Screengrab - Makes taking a screenshot of an entire web page really simple. If you've ever seen a web page screenshot that was several thousand pixels tall, chances are the person who made that screenshot used something like this, because patching it together from multiple presses of PrintScrn takes for-fucking-ever (and makes you look like a n00b).

Smart Stop/Reload - Merges the stop and reload buttons into one. You only ever need to do one or the other at any given time anyway.

Stop! Hammertime! - MC Hammer contributes vocals when you stop a page from loading. You can trigger it anytime with the keyboard shortcut for stop, Esc. I tend to forget I have this installed until I go to stop a page load. The same author has also written Stop! In the name of love! if that's more your thing.

Stylish - A sister extension to Greasemonkey, this one lets you load custom CSS for websites, or even for Firefox itself. Just like with Greasemonkey, Opera has this built in but it's much more cumbersome to deal with.

Tab Mix Plus - Provides many more options for tabbed browsing than the browser does by default. Firefox 3.5 has a new tab button in the tab bar by default, but this will give you one for earlier versions, and allow you to move it to the left side. Has many other features that are really nice.

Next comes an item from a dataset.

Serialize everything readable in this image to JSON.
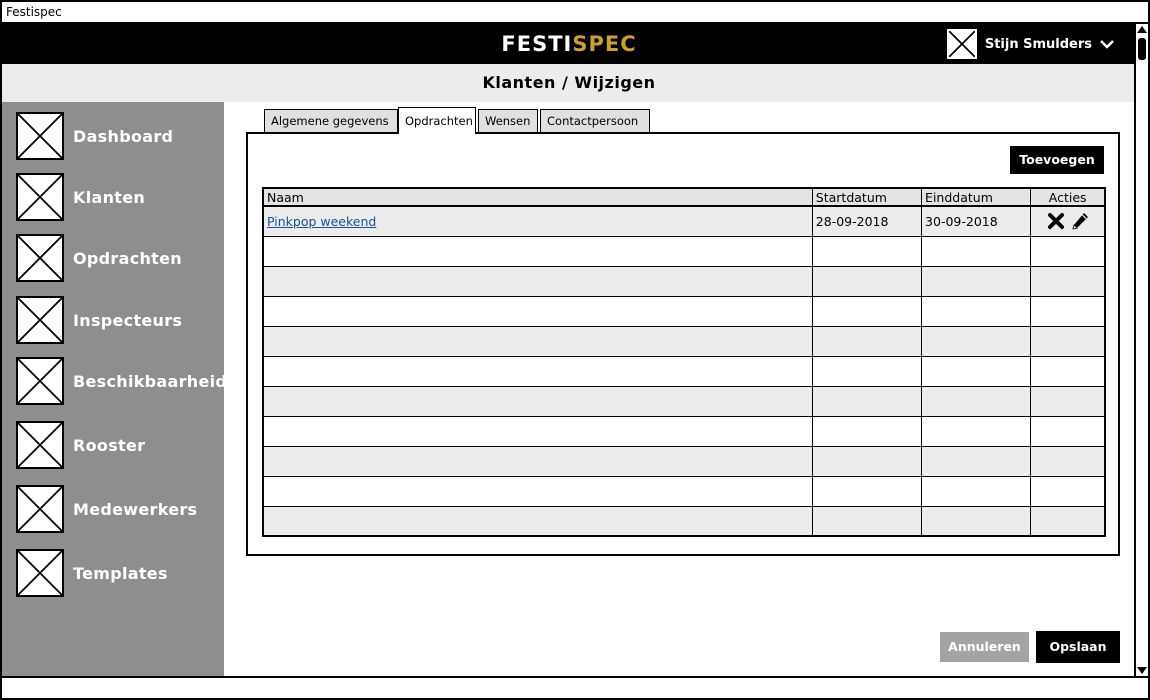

All this stuff plays fairly well together. NoScript can get in the way of some GreaseMonkey scripts, including the one I wrote to work around an issue that isn't fixed yet in DisableMenu, but it's forgivable.

What all this doesn't tell you is my toolbar setup and the configuration of each individual extension. Since that would take for-fucking-ever to type, I'll just mention briefly the thing that matters: everything goes for maximum screen space. Drag things around and close toolbars and change things so they're smaller and you'll get the picture.